Dixon scores shootout winner as Canada beats U.S. in sledge hockey final

VANCOUVER, B.C. – Adam Dixon scored the shootout winner as Canada defeated the United States 2-1 to win the gold medal at the Hockey Canada Cup sledge hockey tournament Sunday.

Dixon, of Midland, Ont., scored on U.S. goaltender Steve Cash with Canada’s fifth shot in a final that was watched by 1,812 people live at UBC Thunderbird Arena and was sledge hockey’s first nationally televised event.

Paul Rosen of Thornhill, Ont., stopped all five U.S. shooters to earn the win in net.

Canada got off to a quick start when Graeme Murray of Gravenhurst, Ont., scored at the 7:46 mark of the first period.
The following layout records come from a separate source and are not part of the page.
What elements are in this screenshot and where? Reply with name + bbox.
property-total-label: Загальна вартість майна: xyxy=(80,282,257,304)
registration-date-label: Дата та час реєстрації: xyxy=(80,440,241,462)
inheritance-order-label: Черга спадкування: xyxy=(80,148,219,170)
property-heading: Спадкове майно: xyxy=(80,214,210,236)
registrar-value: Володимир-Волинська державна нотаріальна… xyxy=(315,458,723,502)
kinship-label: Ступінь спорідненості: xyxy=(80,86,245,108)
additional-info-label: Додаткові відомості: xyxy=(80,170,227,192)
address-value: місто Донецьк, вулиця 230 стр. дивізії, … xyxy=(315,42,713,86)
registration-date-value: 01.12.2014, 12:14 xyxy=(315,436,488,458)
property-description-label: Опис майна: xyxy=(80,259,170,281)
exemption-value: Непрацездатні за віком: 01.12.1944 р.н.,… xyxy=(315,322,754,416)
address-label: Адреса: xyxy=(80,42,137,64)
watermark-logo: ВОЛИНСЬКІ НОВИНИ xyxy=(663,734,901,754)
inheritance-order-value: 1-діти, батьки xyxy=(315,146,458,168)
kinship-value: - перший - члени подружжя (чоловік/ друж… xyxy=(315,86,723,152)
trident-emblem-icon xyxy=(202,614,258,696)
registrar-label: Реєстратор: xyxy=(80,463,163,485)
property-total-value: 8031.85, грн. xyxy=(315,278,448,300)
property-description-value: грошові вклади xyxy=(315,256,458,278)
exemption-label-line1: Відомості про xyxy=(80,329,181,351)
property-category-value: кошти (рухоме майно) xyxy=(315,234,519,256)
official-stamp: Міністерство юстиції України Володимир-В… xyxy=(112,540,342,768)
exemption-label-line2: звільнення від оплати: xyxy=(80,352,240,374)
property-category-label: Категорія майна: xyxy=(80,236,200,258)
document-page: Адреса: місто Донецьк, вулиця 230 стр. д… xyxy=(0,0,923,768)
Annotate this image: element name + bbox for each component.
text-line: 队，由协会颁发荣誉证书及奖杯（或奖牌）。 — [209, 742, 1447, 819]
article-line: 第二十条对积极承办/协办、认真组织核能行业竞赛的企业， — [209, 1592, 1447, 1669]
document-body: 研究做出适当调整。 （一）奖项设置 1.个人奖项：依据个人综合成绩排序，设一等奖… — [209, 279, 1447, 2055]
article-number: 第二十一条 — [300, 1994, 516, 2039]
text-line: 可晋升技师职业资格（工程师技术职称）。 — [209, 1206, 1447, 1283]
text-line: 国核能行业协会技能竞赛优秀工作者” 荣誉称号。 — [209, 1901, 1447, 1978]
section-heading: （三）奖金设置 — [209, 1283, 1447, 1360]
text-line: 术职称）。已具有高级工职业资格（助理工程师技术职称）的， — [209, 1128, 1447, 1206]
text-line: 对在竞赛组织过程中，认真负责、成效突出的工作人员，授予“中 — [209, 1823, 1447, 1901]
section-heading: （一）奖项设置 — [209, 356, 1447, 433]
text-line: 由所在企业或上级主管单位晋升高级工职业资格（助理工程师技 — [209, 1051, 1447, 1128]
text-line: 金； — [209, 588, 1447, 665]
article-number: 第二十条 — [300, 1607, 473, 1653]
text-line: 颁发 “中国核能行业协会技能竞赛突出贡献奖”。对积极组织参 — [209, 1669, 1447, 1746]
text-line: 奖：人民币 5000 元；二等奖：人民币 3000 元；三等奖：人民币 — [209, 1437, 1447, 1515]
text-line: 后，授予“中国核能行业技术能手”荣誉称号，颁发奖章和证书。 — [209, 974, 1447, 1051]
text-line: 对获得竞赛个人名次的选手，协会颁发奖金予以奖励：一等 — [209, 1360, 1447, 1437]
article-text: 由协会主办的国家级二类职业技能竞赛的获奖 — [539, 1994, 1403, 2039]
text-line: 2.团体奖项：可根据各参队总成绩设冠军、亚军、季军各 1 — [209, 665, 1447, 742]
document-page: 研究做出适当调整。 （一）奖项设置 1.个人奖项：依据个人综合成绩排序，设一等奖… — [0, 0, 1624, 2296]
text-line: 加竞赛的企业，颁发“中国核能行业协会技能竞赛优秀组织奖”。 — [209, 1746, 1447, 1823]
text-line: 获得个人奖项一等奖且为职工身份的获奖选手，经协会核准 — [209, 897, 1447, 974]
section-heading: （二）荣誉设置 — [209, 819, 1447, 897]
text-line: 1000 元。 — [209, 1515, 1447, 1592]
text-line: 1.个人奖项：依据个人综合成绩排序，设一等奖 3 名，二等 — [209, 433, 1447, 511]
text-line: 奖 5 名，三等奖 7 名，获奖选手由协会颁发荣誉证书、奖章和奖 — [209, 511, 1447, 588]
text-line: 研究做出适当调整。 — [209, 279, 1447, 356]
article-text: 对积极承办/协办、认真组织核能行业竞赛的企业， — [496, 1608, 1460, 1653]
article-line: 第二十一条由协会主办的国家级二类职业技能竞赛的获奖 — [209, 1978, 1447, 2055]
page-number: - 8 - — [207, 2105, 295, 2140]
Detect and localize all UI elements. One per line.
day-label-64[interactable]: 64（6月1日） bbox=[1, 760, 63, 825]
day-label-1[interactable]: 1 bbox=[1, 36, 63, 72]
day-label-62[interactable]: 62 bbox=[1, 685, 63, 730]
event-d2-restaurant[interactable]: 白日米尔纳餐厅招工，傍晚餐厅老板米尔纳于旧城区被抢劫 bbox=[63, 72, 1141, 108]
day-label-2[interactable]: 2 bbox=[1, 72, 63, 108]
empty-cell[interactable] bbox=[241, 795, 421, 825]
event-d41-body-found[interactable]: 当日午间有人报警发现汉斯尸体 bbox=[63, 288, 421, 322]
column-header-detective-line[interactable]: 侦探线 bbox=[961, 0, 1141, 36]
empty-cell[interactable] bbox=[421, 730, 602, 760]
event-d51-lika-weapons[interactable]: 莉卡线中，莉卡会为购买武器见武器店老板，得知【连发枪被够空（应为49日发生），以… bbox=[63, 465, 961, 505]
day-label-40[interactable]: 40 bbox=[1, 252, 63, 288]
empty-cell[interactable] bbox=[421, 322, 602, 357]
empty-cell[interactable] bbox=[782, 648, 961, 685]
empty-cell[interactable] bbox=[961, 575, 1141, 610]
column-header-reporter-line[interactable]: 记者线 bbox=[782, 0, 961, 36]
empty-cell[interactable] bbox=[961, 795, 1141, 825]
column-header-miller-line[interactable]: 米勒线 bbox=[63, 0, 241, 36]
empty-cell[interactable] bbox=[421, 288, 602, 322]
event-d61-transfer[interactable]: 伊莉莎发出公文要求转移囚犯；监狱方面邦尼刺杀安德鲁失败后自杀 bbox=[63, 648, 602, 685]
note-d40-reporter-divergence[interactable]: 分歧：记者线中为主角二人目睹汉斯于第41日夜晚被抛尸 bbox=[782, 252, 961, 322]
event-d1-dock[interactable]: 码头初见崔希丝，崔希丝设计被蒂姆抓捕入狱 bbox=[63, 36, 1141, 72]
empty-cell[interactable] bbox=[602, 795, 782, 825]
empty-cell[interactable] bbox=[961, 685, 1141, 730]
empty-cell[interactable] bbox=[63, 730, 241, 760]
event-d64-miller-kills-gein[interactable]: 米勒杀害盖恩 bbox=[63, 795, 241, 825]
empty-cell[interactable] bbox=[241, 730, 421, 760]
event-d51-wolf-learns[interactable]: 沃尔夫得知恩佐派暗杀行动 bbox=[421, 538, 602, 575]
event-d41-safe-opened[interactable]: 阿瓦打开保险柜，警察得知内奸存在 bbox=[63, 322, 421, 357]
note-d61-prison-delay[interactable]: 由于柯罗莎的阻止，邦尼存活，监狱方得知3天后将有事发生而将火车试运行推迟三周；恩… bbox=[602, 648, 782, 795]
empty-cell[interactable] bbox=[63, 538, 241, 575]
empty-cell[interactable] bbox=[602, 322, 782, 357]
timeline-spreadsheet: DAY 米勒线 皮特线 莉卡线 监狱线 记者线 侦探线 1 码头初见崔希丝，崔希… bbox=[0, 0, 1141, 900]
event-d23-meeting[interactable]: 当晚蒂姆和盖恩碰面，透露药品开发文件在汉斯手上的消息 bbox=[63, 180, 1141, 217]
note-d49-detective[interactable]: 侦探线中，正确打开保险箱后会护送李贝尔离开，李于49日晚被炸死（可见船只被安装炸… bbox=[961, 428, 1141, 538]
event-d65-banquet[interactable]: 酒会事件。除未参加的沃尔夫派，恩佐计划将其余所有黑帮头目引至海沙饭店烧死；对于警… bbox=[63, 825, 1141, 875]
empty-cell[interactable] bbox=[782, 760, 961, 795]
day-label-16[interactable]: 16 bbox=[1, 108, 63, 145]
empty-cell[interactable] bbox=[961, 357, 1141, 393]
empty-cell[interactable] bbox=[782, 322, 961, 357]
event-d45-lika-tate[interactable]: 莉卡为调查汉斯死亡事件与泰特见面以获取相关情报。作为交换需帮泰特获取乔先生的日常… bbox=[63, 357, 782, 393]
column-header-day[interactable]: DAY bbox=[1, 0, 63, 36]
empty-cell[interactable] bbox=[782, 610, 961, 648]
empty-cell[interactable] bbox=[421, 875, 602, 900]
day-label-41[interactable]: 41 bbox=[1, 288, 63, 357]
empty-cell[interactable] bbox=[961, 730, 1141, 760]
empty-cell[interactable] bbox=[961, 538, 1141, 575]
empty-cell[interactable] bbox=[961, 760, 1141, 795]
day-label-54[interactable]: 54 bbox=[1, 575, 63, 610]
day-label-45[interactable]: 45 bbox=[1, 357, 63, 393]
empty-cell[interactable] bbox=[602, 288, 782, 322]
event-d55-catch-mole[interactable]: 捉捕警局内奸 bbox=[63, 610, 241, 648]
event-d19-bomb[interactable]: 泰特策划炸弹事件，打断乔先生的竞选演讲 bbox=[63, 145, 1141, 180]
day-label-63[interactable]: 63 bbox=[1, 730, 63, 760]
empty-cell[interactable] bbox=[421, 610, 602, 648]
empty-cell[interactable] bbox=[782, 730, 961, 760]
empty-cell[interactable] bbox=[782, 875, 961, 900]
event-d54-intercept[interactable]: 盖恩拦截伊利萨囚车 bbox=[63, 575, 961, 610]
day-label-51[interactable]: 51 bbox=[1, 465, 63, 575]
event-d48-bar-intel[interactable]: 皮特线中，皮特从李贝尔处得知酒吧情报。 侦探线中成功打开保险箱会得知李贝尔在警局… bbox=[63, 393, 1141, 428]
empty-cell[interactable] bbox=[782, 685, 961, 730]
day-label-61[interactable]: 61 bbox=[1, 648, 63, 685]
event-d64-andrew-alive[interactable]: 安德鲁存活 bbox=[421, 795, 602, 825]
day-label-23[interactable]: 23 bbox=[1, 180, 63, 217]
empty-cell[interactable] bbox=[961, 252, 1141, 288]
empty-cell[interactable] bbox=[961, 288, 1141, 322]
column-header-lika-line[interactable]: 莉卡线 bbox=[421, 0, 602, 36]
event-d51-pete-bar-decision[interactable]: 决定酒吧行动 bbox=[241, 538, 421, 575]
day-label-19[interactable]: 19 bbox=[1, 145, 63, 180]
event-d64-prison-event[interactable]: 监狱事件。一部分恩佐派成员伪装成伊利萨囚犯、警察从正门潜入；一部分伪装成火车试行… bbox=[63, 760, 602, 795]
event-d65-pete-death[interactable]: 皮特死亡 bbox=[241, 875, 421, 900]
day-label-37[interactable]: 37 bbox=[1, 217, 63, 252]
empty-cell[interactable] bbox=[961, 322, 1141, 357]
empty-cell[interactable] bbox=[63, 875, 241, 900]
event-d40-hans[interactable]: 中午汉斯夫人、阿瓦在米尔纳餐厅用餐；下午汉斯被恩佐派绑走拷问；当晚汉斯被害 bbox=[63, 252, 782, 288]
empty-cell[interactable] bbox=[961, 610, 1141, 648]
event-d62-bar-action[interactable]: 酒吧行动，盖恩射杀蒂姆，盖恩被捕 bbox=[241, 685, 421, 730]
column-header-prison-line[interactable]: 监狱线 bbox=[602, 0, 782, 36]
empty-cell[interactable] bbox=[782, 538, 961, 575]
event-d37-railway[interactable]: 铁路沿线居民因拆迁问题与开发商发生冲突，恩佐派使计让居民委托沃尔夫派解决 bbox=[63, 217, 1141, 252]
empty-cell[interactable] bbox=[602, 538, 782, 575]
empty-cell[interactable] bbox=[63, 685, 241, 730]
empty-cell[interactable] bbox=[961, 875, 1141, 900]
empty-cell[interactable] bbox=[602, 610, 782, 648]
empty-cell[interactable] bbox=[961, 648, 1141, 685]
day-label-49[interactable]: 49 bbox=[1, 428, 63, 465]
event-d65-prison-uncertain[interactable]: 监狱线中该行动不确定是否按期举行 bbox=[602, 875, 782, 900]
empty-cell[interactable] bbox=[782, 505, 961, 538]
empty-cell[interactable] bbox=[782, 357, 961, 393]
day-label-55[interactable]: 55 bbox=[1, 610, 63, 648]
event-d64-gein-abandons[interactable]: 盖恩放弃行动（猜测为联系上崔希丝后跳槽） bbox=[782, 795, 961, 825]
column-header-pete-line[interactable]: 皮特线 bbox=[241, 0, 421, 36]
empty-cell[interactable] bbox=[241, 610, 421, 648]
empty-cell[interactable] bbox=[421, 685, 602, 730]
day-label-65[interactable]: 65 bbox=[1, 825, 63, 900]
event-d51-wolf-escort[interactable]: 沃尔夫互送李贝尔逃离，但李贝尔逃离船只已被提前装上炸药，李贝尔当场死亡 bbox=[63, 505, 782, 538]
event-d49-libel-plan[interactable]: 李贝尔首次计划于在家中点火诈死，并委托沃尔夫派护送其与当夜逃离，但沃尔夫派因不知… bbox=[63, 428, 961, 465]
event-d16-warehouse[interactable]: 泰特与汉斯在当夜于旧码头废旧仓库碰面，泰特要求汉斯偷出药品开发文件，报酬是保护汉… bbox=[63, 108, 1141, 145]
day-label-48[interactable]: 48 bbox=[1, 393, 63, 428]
Murray’s quick snap shot found the top corner of the net and brought the pro-Canada crowd to its feet.

The second period was scoreless, but not for a lack of chances. Rosen was forced to make a number of saves to keep his team ahead going into the third.

The U.S. finally solved Rosen when Jimmy Connelly’s shot found the back of the net.

Canada had the bulk of the scoring chances in the 4-on-4 overtime period, but Cash was up to the task and made a number of great stops for the U.S.

Canada went with Brad Bowden of Orton, Ont., Billy Bridges of Summerside, P.E.I., and Dixon for its first three shooters. After Bridges missed with Canada’s fourth shot, Dixon went in on Cash and scored a beauty.

The event was also used to test the facilities in preparation for the 2010 Paralympic Winter Games. Ice was put into the player’s and penalty boxes to create a smoother transition from bench box to ice for the athletes. Plexiglas inserts in the rink boards were also installed to allow photography and video at ice level.

“Our team has never competed at an event with ice in the benches,” Bridges said. “The ice has allowed for smooth transition for the players from bench to ice surface and then back again. We definitely notice a difference of how quickly we can get on the ice for a change. (The Vancouver Organizing Committee) has done a great job with this facility.”